The United States, by virtue of the Compromise of 1850, seemed
to have weathered its sectional storm. By pursuing the
recommendations of southern advisers, Pierce--a New
Englander--hoped to prevent still another outbreak of that
storm. But his policies, far from preserving calm, hastened
the disruption of the Union.
Born in
Hillsborough, New Hampshire, in 1804, Pierce attended Bowdoin
College. After graduation he studied law, then entered
politics. At 24 he was elected to the New Hampshire
legislature; two years later he became its Speaker. During the
1830's he went to Washington, first as a Representative, then
as a Senator.
Pierce,
after serving in the Mexican War, was proposed by New
Hampshire friends for the Presidential nomination in 1852. At
the Democratic Convention, the delegates agreed easily enough
upon a platform pledging undeviating support of the Compromise
of 1850 and hostility to any efforts to agitate the slavery
question. But they balloted 48 times and eliminated all the
well-known candidates before nominating Pierce, a true
"dark horse."
Probably
because the Democrats stood more firmly for the Compromise
than the Whigs, and because Whig candidate Gen. Winfield Scott
was suspect in the South, Pierce won with a narrow margin of
popular votes.
Two
months before he took office, he and his wife saw their
eleven-year-old son killed when their train was wrecked.
Grief-stricken, Pierce entered the Presidency nervously
exhausted.
In his
Inaugural he proclaimed an era of peace and prosperity at
home, and vigor in relations with other nations. The United
States might have to acquire additional possessions for the
sake of its own security, he pointed out, and would not be
deterred by "any timid forebodings of evil."
Pierce
had only to make gestures toward expansion to excite the wrath
of northerners, who accused him of acting as a cat's-paw of
Southerners eager to extend slavery into other areas.
Therefore he aroused apprehension when he pressured Great
Britain to relinquish its special interests along part of the
Central American coast, and even more when he tried to
persuade Spain to sell Cuba.
But the
most violent renewal of the storm stemmed from the
Kansas-Nebraska Act, which repealed the Missouri Compromise
and reopened the question of slavery in the West.
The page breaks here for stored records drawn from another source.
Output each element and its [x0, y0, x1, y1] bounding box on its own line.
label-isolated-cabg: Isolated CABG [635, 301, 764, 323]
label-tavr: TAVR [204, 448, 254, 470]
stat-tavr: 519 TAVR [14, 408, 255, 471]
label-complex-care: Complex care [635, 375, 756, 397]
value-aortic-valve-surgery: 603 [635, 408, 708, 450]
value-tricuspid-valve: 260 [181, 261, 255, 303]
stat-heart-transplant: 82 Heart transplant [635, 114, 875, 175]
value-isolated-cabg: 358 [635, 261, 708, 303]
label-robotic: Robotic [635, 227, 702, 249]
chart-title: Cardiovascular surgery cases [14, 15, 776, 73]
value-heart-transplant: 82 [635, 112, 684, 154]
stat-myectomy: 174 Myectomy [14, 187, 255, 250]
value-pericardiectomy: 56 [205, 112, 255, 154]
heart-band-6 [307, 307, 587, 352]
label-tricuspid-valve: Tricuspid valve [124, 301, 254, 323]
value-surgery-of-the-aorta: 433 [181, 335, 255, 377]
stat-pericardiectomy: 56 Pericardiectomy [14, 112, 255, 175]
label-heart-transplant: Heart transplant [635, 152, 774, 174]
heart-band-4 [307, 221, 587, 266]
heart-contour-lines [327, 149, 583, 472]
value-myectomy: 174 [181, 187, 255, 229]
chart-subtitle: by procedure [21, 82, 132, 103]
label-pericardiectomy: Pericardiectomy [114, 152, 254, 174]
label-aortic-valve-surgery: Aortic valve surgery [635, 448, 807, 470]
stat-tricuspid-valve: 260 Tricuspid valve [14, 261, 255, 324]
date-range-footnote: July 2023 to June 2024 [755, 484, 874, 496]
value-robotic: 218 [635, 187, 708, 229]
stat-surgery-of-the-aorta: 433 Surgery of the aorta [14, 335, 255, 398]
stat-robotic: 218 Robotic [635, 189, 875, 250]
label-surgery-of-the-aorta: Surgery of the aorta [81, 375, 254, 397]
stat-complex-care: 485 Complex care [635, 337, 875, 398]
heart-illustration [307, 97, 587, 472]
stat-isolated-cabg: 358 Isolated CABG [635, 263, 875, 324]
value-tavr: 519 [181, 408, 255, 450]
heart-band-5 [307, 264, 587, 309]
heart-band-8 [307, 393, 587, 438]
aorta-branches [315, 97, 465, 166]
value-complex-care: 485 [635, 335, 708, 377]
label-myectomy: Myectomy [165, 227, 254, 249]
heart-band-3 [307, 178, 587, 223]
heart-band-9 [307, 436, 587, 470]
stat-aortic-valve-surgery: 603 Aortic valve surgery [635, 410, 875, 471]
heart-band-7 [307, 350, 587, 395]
This
measure, the handiwork of Senator Stephen A. Douglas, grew in
part out of his desire to promote a railroad from Chicago to
California through Nebraska. Already Secretary of War
Jefferson Davis, advocate of a southern transcontinental
route, had persuaded Pierce to send James Gadsden to Mexico to
buy land for a southern railroad. He purchased the area now
comprising southern Arizona and part of southern New Mexico
for $10,000,000.
Douglas's
proposal, to organize western territories through which a
railroad might run, caused extreme trouble. Douglas provided
in his bills that the residents of the new territories could
decide the slavery question for themselves. The result was a
rush into Kansas, as southerners and northerners vied for
control of the territory. Shooting broke out, and
"bleeding Kansas" became a prelude to the Civil War.
By the
end of his administration, Pierce could claim "a peaceful
condition of things in Kansas." But, to his
disappointment, the Democrats refused to renominate him,
turning to the less controversial Buchanan. Pierce returned to
New Hampshire, leaving his successor to face the rising fury
of the sectional whirlwind. He died in 1869.